Public meetings identified three main themes:
First, syringe programs reduce disease transmission and provide treatment pathways, but discarded syringes create public health and safety issues and challenges for people in recovery.
Second, current data tracking does not capture the full extent of syringe litter.
SeeClickFix received 800 to 1,000 syringe reports each of the past three years but does not record the number of syringes per report. Many cleanups by volunteers, businesses, and schools go unreported. The Board of Health said most users dispose of syringes properly, based on Howard Center interviews.
Third, cleanups depend on volunteers without central coordination, safety training, or protective equipment. Groups involved include the Peace and Justice Center, Greater Burlington YMCA, and a Sunday morning volunteer team. Theresa Vezina, the city’s Special Assistant on Overdose Prevention Center Implementation, has reportedly started coordinating these efforts with Howard Center.
From there, the group crafted recommendations for the city:
- CDNR recommends convening stakeholders to define citywide principles that include users, children, and people in recovery. It calls for state agency involvement and attaching notices to syringe transactions about risks of improper disposal.
- It also recommends a Department of Health audit of needlestick costs to employers, individuals, and insurers, with results sent to the Council.
- It calls for a Department of Health system to report needlesticks by the public, employers, and UVM Medical Center.
- On collection sites, CDNR recommends a report in six months on new disposal boxes placed in hotspots by the Board of Health.
- It supports expanding receptacles in hotspots and piloting boxes at downtown businesses but says not to expand further until the report is reviewed.
- On cleanups, CDNR recommends city support for Vezina’s coordination of volunteer groups, including modest funding for training and equipment.
- It calls for volunteers to report syringes collected and locations after each shift.
- It recommends transitioning coordination to the Agency of Human Services field representative and Department of Health, then to syringe programs.

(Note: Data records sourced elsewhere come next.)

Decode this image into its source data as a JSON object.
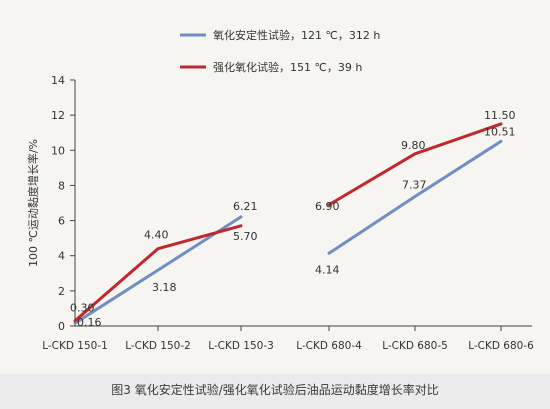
{
  "caption": "图3  氧化安定性试验/强化氧化试验后油品运动黏度增长率对比",
  "chart_data": {
    "type": "line",
    "title": "",
    "xlabel": "",
    "ylabel": "100 ℃运动黏度增长率/%",
    "ylim": [
      0,
      14
    ],
    "yticks": [
      0,
      2,
      4,
      6,
      8,
      10,
      12,
      14
    ],
    "grid": false,
    "legend_position": "top-center",
    "categories": [
      "L-CKD 150-1",
      "L-CKD 150-2",
      "L-CKD 150-3",
      "L-CKD 680-4",
      "L-CKD 680-5",
      "L-CKD 680-6"
    ],
    "series": [
      {
        "name": "氧化安定性试验，121 ℃，312 h",
        "color": "#6f8fc4",
        "values": [
          0.16,
          3.18,
          6.21,
          4.14,
          7.37,
          10.51
        ],
        "labels": [
          "0.16",
          "3.18",
          "6.21",
          "4.14",
          "7.37",
          "10.51"
        ]
      },
      {
        "name": "强化氧化试验，151 ℃，39 h",
        "color": "#c1272d",
        "values": [
          0.3,
          4.4,
          5.7,
          6.9,
          9.8,
          11.5
        ],
        "labels": [
          "0.30",
          "4.40",
          "5.70",
          "6.90",
          "9.80",
          "11.50"
        ]
      }
    ],
    "segments": [
      [
        0,
        1,
        2
      ],
      [
        3,
        4,
        5
      ]
    ]
  }
}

- On hotspots, CDNR recommends Public Works and Parks Recreation and Waterfront identify and clean abandoned campsites and waste sites with syringes near schools, parks, waterfront, and bike paths before winter. It calls for more Burlington Police enforcement of drug dealing near Clarke Street.
- On syringe program oversight, CDNR recommends requiring Burlington programs to activate advisory committees with Agency of Human Services support, per 2012 and 2025 guidelines. Howard Center leadership agreed in September.
- CDNR recommends audits of high single-visit syringe provisions for rule violations, which require person-to-person exchanges. It notes reports of bulk syringe resales and non-local users returning 5,000 at a time.
- It calls for investigating low referrals and setting improvement plans with Turning Point. Howard Center questioned its own referral data in September but has not provided updates requested by September 25.
- CDNR recommends twice-yearly reports to the Council on key indicators and making syringe counts public in quarterly reports. By Spring 2026, it calls for legally requiring cleanup plans from Burlington programs, funded by the Department of Health with return incentives like gift cards.
- On Overdose Prevention Center integration, CDNR recommends co-locating syringe services there and converting 45 Clarke Street to recovery housing with federal funding support from CEDO.
Expected outcomes by 2026 include 100 percent report compliance, 90 percent syringe returns, doubled referrals, and halved complaints. Costs would use state and federal funds.
The Council is expected to vote on a motion to approve the recommendations and direct the Agency of Human Services field representative to implement them starting this year.